Sunday, February 06, 2005

 

More Bad News For The Dollar

Russia has decided to take a swipe at the dollar:


Russia said yesterday it had abandoned efforts to tie the rouble's movement
closely to the dollar and switched to shadowing both the euro and the US
currency.
The move heightened expectations that
other countries operating de facto dollar pegs, such as China, could follow
suit.
With 81 per cent of Russia's oil exports currently sold to Europe, the move also provoked fresh speculation that Russia could decide to denominate its oil in euros. Russia is the world's second-largest oil exporter, behind Saudi Arabia.
"Russia has talked about the idea of pricing its oil in euros. If it is starting
to put more weight on the euro in terms of its forex regime and reserves, then
that speculation will be re-ignited," said Ian Stannard, currency strategist at
BNP Paribas.


I think we can probably catagorize this one in the file of "underreported stories". Now, granted, Russia hasn't completely abandoned the dollar:


The Bank of Russia said it has been using a basket consisting of 0.1 euro and
0.9 dollars to target exchange rate policy since February 1. With the euro
trading near $1.30, this currently gives the euro a 13 per cent weighting in the
basket.


... but certainly this is not a step in the right direction for the American currency. I'm guessing that we can expect more kissing of Moscow's collective ass in the upcoming months, even while Putin takes his country further down the road of socialist fascism.

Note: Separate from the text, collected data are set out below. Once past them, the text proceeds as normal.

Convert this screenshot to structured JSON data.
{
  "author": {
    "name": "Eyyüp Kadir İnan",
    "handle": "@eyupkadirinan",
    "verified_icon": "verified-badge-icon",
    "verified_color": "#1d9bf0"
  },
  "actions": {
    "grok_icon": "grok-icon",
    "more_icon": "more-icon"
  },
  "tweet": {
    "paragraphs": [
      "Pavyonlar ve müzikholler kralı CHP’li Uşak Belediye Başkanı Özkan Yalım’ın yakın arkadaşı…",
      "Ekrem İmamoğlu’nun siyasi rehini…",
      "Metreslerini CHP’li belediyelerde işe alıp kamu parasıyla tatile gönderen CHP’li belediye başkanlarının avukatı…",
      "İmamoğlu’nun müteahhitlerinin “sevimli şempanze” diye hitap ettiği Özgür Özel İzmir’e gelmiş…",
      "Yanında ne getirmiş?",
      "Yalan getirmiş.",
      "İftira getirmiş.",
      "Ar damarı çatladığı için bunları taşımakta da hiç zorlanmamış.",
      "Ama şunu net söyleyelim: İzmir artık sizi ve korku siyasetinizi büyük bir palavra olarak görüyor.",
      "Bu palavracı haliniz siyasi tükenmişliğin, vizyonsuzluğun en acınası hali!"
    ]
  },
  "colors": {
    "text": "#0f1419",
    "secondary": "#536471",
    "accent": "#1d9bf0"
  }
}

In a piece of good news, Alan Greenspan shows that he's still a financial Superman and by the virture of a few gold-plated words, manages to bump up the dollar's value by a couple of cents in a few hours:


Speaking in London, Mr Greenspan stressed that the combination of market forces and greater budgetary discipline in the US should allow a reduction in global economic imbalances. Officials from other G7 countries repeated calls for more
urgent action to address the US's current account and budget deficits.
The dollar had fallen earlier in the day to a low of $1.3043 to the euro, compared
with $1.2954 on Thursday, following a weaker-than-expected employment report,
but Mr Greenspan's comment prompted a rally to $1.2872.

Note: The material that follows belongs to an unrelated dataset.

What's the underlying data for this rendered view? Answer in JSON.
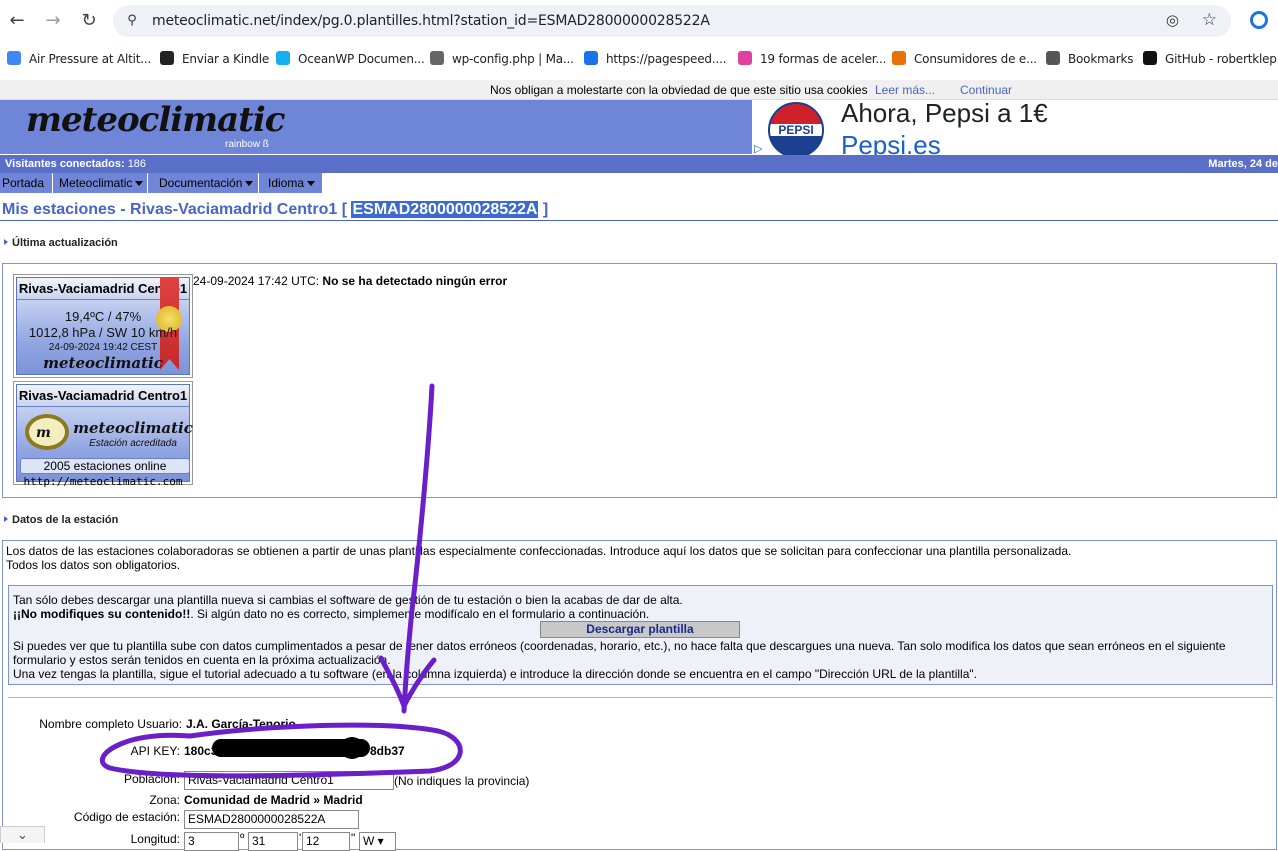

The problem I see here is that his comments only address the issue of trade deficits, and not what I feel to be the larger issue of federal, corporate, and personal debt. And even if European companies decide to protect their profit margins instead of engaging in a price war with American firms, I see nothing here that indicates that Asian firms will do the same.

I found some interesting reading on the whole dollar issue here. It leans heavily towards the "sky is falling" side of the debate, but then again, I think that's the only sane view to have on this situation. I'm sure Oberon will have funding picking through that site.